The ability of barley (Hordeum vulgare L.) chlorophyll biosynthetic mutants to regulate the expression of Lhc genes was analyzed by a microarray approach. The Lhc genes are located in the nucleus and encode chlorophyll a/b binding proteins of the light-harvesting complex. The chlorophyll a/b binding proteins are some of the many proteins, which are imported to the chloroplast. It has been suggested that the chloroplast can regulate expression of nuclear genes encoding chloroplast proteins, using a chlorophyll biosynthetic intermediate such as Mg-protoporphyrin IX (MP) or Mg-protoporphyrin IX monomethyl ester (MPE) as a signal molecule. These compounds are intermediates between the two enzymes magnesium-chelatase (EC 6.6.1.1) and Mg-protoporphyrin IX monomethyl ester cyclase (EC 1.14.13.81) in the chlorophyll biosynthetic pathway. Genomes uncoupled (gun) mutants are defective in the chloroplast-to-nucleus signal transduction and express Lhc even when chloroplast development is inhibited by the herbicide norflurazon. We show that barley xantha-f, -g and -h mutants, defective in the three Mg-chelatase genes, have a gun phenotype. In contrast, a xantha-l mutant, defective in a gene of Mg-protoporphyrin monomethyl ester cyclase did not. Genome uncoupling in the xantha-f, -g, -h and -l mutants was also analyzed in absence of norflurazon. All mutants showed transcription of Lhc. This was unexpected in the case of xantha-l as this mutant showed accumulation of MPE, which has been suggested to be one of the two negative regulators of Lhc transcription. We suggest that chlorophyll intermediates may only function as signal molecules at an early developmental stage of chloroplast development.

Nonsense-mediated mRNA decay in barley mutants allows the cloning of mutated genes by a microarray approach.

We have previously described a microarray approach to identify and clone genes from mutants of higher organisms. In the method cDNA of two mutants with similar phenotype are competitively hybridized to DNA clones arrayed on a glass slide.

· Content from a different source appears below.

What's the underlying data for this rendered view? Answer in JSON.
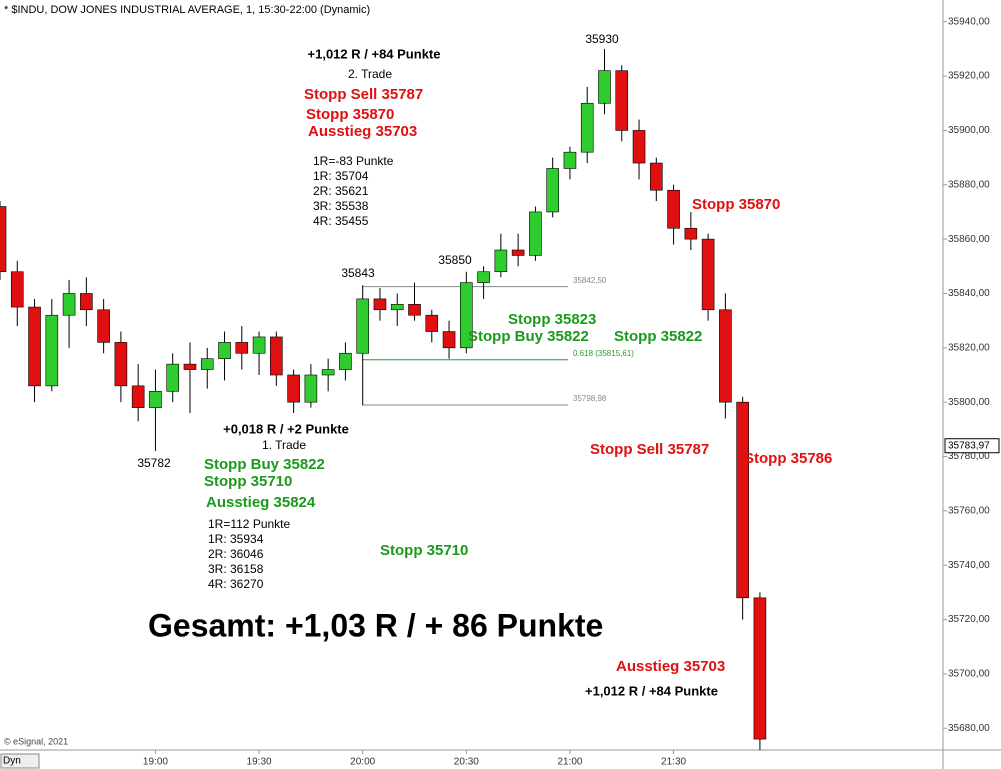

Clones corresponding to an mRNA that is not expressed in one of the strains due to a mutation will be specifically highlighted in the hybridization, which provides a possibility to identify and eventually clone the mutated gene. The approach is dependent on mutations that affect the amount of mRNA. Nonsense mutations, which prematurely terminate translation, can be such mutations as a surveillance system known as nonsense-mediated decay (NMD) has been developed by organisms to reduce the abundance of mRNA with nonsense codons. In the present study, we have analysed the barley (Hordeum vulgare L.) magnesium chelatase mutants xantha-f26, xantha-f27 and xantha-f40 in order to investigate the presence of NMD in barley, as well as the importance of the position of the stop codon for NMD. Both nonsense-mutants xantha-f27 and xantha-f40, but not the missense mutant xantha-f26, showed NMD. This was not expected for xantha-f27 as its mutation is in the last exon of the gene. We conclude the NMD expands the number of mutants that can be used for gene cloning by our described microarray approach.